Writing on her official county Facebook page, Jen Crownover, Comal County Commissioner, Pct. 4, said “Many of y’all have wondered if we have forgotten about our beloved walks on the DAM. The answer is, NO!! Please follow this page for the latest updates. Some major announcements will be coming very soon on ways you can help, and events you will NOT want to miss!!”
A link on comaltrails.org connects to a PayPal page soliciting donations for Canyon Lake Dam Trail. Comal Trails Alliance works to create trails connecting communities and provides opportunities for education, health, preservation and enjoyment of the natural resources of Comal County.
The Corps closed the road unexpectedly on May 21, citing safety concerns. However, the U.S. Access Board said the Corps refused to make reasonable and cost-effective modifications following an official complaint about lack of access by mobility devices.

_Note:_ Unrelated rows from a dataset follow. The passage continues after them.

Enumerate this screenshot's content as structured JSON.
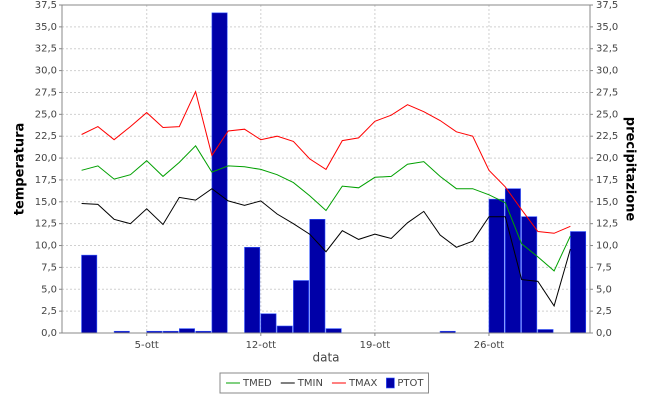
{
  "chart_data": {
    "type": "combo",
    "x_label": "data",
    "y_label": "temperatura",
    "y2_label": "precipitazione",
    "x": [
      1,
      2,
      3,
      4,
      5,
      6,
      7,
      8,
      9,
      10,
      11,
      12,
      13,
      14,
      15,
      16,
      17,
      18,
      19,
      20,
      21,
      22,
      23,
      24,
      25,
      26,
      27,
      28,
      29,
      30,
      31
    ],
    "xlim": [
      -0.2,
      32.2
    ],
    "xticks": [
      {
        "value": 5,
        "label": "5-ott"
      },
      {
        "value": 12,
        "label": "12-ott"
      },
      {
        "value": 19,
        "label": "19-ott"
      },
      {
        "value": 26,
        "label": "26-ott"
      }
    ],
    "ylim": [
      0,
      37.5
    ],
    "y2lim": [
      0,
      37.5
    ],
    "yticks": [
      {
        "value": 0,
        "label": "0,0"
      },
      {
        "value": 2.5,
        "label": "2,5"
      },
      {
        "value": 5,
        "label": "5,0"
      },
      {
        "value": 7.5,
        "label": "7,5"
      },
      {
        "value": 10,
        "label": "10,0"
      },
      {
        "value": 12.5,
        "label": "12,5"
      },
      {
        "value": 15,
        "label": "15,0"
      },
      {
        "value": 17.5,
        "label": "17,5"
      },
      {
        "value": 20,
        "label": "20,0"
      },
      {
        "value": 22.5,
        "label": "22,5"
      },
      {
        "value": 25,
        "label": "25,0"
      },
      {
        "value": 27.5,
        "label": "27,5"
      },
      {
        "value": 30,
        "label": "30,0"
      },
      {
        "value": 32.5,
        "label": "32,5"
      },
      {
        "value": 35,
        "label": "35,0"
      },
      {
        "value": 37.5,
        "label": "37,5"
      }
    ],
    "y2ticks": [
      {
        "value": 0,
        "label": "0,0"
      },
      {
        "value": 2.5,
        "label": "2,5"
      },
      {
        "value": 5,
        "label": "5,0"
      },
      {
        "value": 7.5,
        "label": "7,5"
      },
      {
        "value": 10,
        "label": "10,0"
      },
      {
        "value": 12.5,
        "label": "12,5"
      },
      {
        "value": 15,
        "label": "15,0"
      },
      {
        "value": 17.5,
        "label": "17,5"
      },
      {
        "value": 20,
        "label": "20,0"
      },
      {
        "value": 22.5,
        "label": "22,5"
      },
      {
        "value": 25,
        "label": "25,0"
      },
      {
        "value": 27.5,
        "label": "27,5"
      },
      {
        "value": 30,
        "label": "30,0"
      },
      {
        "value": 32.5,
        "label": "32,5"
      },
      {
        "value": 35,
        "label": "35,0"
      },
      {
        "value": 37.5,
        "label": "37,5"
      }
    ],
    "grid": true,
    "legend": "bottom",
    "series": [
      {
        "name": "TMED",
        "type": "line",
        "color": "#00a000",
        "values": [
          18.6,
          19.1,
          17.6,
          18.1,
          19.7,
          17.9,
          19.5,
          21.4,
          18.4,
          19.1,
          19.0,
          18.7,
          18.1,
          17.2,
          15.7,
          14.0,
          16.8,
          16.6,
          17.8,
          17.9,
          19.3,
          19.6,
          17.9,
          16.5,
          16.5,
          15.8,
          14.9,
          10.2,
          8.7,
          7.1,
          11.1
        ]
      },
      {
        "name": "TMIN",
        "type": "line",
        "color": "#000000",
        "values": [
          14.8,
          14.7,
          13.0,
          12.5,
          14.2,
          12.4,
          15.5,
          15.2,
          16.5,
          15.1,
          14.6,
          15.1,
          13.6,
          12.5,
          11.3,
          9.3,
          11.7,
          10.7,
          11.3,
          10.8,
          12.6,
          13.9,
          11.2,
          9.8,
          10.5,
          13.3,
          13.3,
          6.1,
          5.9,
          3.1,
          9.6
        ]
      },
      {
        "name": "TMAX",
        "type": "line",
        "color": "#ff0000",
        "values": [
          22.7,
          23.6,
          22.1,
          23.6,
          25.2,
          23.5,
          23.6,
          27.6,
          20.3,
          23.1,
          23.3,
          22.1,
          22.5,
          21.9,
          19.9,
          18.7,
          22.0,
          22.3,
          24.2,
          24.9,
          26.1,
          25.3,
          24.3,
          23.0,
          22.5,
          18.6,
          16.7,
          14.1,
          11.6,
          11.4,
          12.2
        ]
      },
      {
        "name": "PTOT",
        "type": "bar",
        "axis": "y2",
        "color": "#0000a8",
        "values": [
          8.9,
          0,
          0.2,
          0,
          0.2,
          0.2,
          0.5,
          0.2,
          36.6,
          0,
          9.8,
          2.2,
          0.8,
          6.0,
          13.0,
          0.5,
          0,
          0,
          0,
          0,
          0,
          0,
          0.2,
          0,
          0,
          15.3,
          16.5,
          13.3,
          0.4,
          0,
          11.6
        ]
      }
    ]
  }
}
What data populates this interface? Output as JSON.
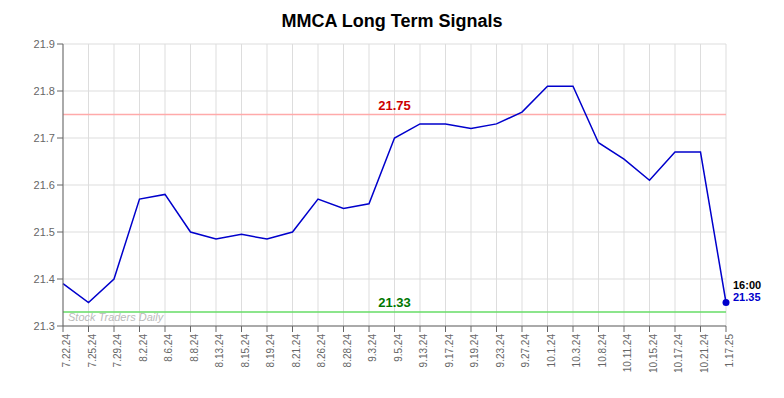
{
  "chart_data": {
    "type": "line",
    "title": "MMCA Long Term Signals",
    "categories": [
      "7.22.24",
      "7.25.24",
      "7.29.24",
      "8.2.24",
      "8.6.24",
      "8.8.24",
      "8.13.24",
      "8.15.24",
      "8.19.24",
      "8.21.24",
      "8.26.24",
      "8.28.24",
      "9.3.24",
      "9.5.24",
      "9.13.24",
      "9.17.24",
      "9.19.24",
      "9.23.24",
      "9.27.24",
      "10.1.24",
      "10.3.24",
      "10.8.24",
      "10.11.24",
      "10.15.24",
      "10.17.24",
      "10.21.24",
      "1.17.25"
    ],
    "values": [
      21.39,
      21.35,
      21.4,
      21.57,
      21.58,
      21.5,
      21.485,
      21.495,
      21.485,
      21.5,
      21.57,
      21.55,
      21.56,
      21.7,
      21.73,
      21.73,
      21.72,
      21.73,
      21.755,
      21.81,
      21.81,
      21.69,
      21.655,
      21.61,
      21.67,
      21.67,
      21.35
    ],
    "color": "#0000cc",
    "last_point_color": "#0000cc",
    "ylim": [
      21.3,
      21.9
    ],
    "yticks": [
      21.3,
      21.4,
      21.5,
      21.6,
      21.7,
      21.8,
      21.9
    ],
    "grid": true,
    "reference_lines": [
      {
        "y": 21.75,
        "color": "#ffaaaa",
        "label": "21.75",
        "label_color": "#cc0000"
      },
      {
        "y": 21.33,
        "color": "#66dd66",
        "label": "21.33",
        "label_color": "#007700"
      }
    ],
    "annotations": [
      {
        "text": "16:00",
        "color": "#000000"
      },
      {
        "text": "21.35",
        "color": "#0000cc"
      }
    ],
    "watermark": {
      "text": "Stock Traders Daily",
      "color": "#bbbbbb"
    }
  }
}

Crownover subsequently spearheaded a closed-door meeting in early June aimed at ending the impasse between the two groups. In early July, she said that as an outcome of that meeting the Corps was working on rough drafts of modifications of plans that would resolve the situation.
However, she warned a citizen committee would be necessary to “hash out” fundraising efforts that would underwrite the cost of repairs.
At her June meeting were representatives from Water-Oriented Recreation District of Comal County (WORDCC.com), Guadalupe-Blanco River Authority (GBRA.org), Comal County Engineer Tom Hornseth as well as USACE officials from both Canyon Lake and Fort Worth District attended the meeting. A representative from U.S. Senator John Cornyn’s office was there.
USACE’s decision to close its road — which the U.S. Access Board categorizes as a trail — was resoundingly criticized by residents, who like to walk the dam and enjoy the scenic vistas only available from there. A petition posted on change.org, asking politicians like Sen. Ted Cruz to keep the dam open, quickly drew 18,400 signatures.
Shortly after the road was closed — with no explanation — Canyon Lake Chamber of Commerce’s Facebook explained the USACE was dialing back on “well-intentioned operational decisions that unfortunately excluded users with disabilities.”
However, the U.S. Access Board, an independent federal agency created in 1973 to ensure access to federally funded facilities, said in a May 29 email to MyCanyonLake.com, that the USACE “flatly refused to make the trail accessible” and only needed to widen pedestrial access points to 36 inches and provide greater maneuvering clearance to bring the road into compliance with federal regulations.
Dave Yanchulis, who works in Public Affairs, said the USACE also reclassified the Canyon Lake Crest Trail as a road which, the Corps argued, would exempt them from meeting Architectural Barriers Act (ABA) standards.
USACE did not provide additional details about its decision to close the road, which was sparked by a May 22, 2017 complaint filed with the Disability Rights Section of the Civil Rights Division at the U.S. Department of Justice (DOJ) alleging that the pedestrian access points to reach the Canyon Dam Crest Trail were not accessible to those who use wheeled mobility devices, in violation of the Americans with Disabilities Act of 1990 (ADA).
Despite lengthy communication between USACE and the U.S. Access Board aimed at resolving the issue, USACE closed the road last month. U.S. Access Board said they learned of the closure through media accounts.